2. Nom de domaine et unité d’enregistrement
Le nom de domaine litigieux <fr-bouyguesconstructions.com> est enregistré auprès de Infomaniak Network SA (ci-après désigné “l’Unité d’enregistrement”).
3. Rappel de la procédure
Une plainte en anglais a été déposée par Bouygues auprès du Centre d’arbitrage et de médiation de l’Organisation Mondiale de la Propriété Intellectuelle (ci-après désigné le “Centre”) en date du 30 novembre 2021. En date du 30 novembre 2021, le Centre a adressé une requête à l’Unité d’enregistrement aux fins de vérification des éléments du litige, tels que communiqués par le Requérant. Le 16 décembre 2021, l’Unité d’enregistrement a transmis sa vérification au Centre révélant l’identité du titulaire du nom de domaine litigieux et ses coordonnées, différentes du nom du Défendeur et des coordonnées désignés dans la plainte. Le 17 décembre 2021, le Centre a envoyé un courrier électronique au Requérant en indiquant que la langue du contrat d’enregistrement est le français. Le 20 décembre 2021, le Centre a envoyé un courrier électronique au Requérant avec les données relatives au titulaire du nom de domaine litigieux telles que communiquées par l’Unité d’enregistrement et invitant le Requérant à soumettre un amendement à la plainte/une plainte amendée. Le Requérant a déposé un amendement à la plainte traduite et amendée le 20 décembre 2021.
Le Centre a vérifié que la plainte et la plainte amendée répondent bien aux Principes directeurs régissant le Règlement uniforme des litiges relatifs aux noms de domaine (ci-après dénommés “Principes directeurs”), aux Règles d’application des Principes directeurs (ci-après dénommées les “Règles d’application”), et aux Règles supplémentaires de l’OMPI (ci-après dénommées les “Règles supplémentaires”) pour l’application des Principes directeurs précités.
Conformément aux paragraphes 2 et 4 des Règles d’application, le 27 décembre 2021, une notification de la plainte valant ouverture de la présente procédure administrative, a été adressée au Défendeur. Conformément au paragraphe 5 des Règles d’application, le dernier délai pour faire parvenir une réponse était le 16 janvier 2022. Le Défendeur n’a fait parvenir aucune réponse. En date du 17 janvier 2022, le Centre notifiait le défaut du Défendeur.
En date du 24 janvier 2022, le Centre nommait Edoardo Fano comme expert dans le présent litige. La Commission administrative constate qu’elle a été constituée conformément aux Principes directeurs et aux Règles d’application.
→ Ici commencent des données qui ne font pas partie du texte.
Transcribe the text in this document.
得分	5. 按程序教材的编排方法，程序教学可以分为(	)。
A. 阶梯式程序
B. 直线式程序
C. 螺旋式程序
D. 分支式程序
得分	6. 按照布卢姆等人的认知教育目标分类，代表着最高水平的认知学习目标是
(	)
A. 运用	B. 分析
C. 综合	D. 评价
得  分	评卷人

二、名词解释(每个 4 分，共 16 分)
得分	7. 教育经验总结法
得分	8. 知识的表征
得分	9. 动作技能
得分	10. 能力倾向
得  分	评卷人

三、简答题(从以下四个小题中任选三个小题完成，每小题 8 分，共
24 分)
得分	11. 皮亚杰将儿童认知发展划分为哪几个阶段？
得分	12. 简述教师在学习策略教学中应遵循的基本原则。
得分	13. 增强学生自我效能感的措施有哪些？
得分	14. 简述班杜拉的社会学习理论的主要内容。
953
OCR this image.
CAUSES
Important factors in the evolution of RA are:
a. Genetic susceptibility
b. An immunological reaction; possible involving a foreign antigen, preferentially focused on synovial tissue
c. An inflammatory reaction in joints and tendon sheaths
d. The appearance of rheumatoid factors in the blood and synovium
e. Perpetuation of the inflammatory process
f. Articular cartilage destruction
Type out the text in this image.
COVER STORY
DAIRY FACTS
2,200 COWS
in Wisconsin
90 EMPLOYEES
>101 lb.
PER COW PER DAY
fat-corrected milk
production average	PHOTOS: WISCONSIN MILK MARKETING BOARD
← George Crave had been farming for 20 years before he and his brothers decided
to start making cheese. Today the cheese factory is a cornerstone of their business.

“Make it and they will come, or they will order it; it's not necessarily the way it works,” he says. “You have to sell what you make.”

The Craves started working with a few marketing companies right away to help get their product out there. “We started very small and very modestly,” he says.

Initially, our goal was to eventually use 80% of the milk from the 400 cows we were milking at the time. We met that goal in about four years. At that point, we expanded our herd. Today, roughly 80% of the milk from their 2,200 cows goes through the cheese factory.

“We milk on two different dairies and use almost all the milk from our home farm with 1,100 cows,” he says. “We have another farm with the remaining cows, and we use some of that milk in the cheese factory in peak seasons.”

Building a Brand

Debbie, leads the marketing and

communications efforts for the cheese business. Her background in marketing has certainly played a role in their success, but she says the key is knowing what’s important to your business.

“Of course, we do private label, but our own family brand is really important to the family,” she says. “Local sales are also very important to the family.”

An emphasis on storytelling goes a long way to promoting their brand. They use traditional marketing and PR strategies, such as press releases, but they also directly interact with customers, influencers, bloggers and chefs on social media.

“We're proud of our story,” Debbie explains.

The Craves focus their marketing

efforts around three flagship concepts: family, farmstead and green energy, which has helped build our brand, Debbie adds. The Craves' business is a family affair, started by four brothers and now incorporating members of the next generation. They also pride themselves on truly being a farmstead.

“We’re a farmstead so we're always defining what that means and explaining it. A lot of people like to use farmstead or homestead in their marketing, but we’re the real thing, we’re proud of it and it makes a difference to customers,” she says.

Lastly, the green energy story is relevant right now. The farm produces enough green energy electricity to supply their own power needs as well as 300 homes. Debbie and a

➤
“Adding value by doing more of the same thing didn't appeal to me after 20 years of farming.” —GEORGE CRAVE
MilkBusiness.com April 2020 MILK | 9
La Commission administrative a adressé au Centre une déclaration d’acceptation et une déclaration d’impartialité et d’indépendance, conformément au paragraphe 7 des Règles d’application.
Après avoir vérifié le dossier de communications fourni par le Centre, la Commission administrative considère que le Centre a satisfait à son obligation d’informer le Défendeur de la plainte en utilisant “tous les moyens raisonnablement disponibles afin d’en notifier le Défendeur de façon effective”, conformément au paragraphe 2(a) des Règles d’application. Par conséquent la Commission administrative va rendre sa décision en se fondant sur la plainte, sur les Principes directeurs, sur les Règles d’application et sur les Règles supplémentaires, sans bénéficier d’une réponse du Défendeur.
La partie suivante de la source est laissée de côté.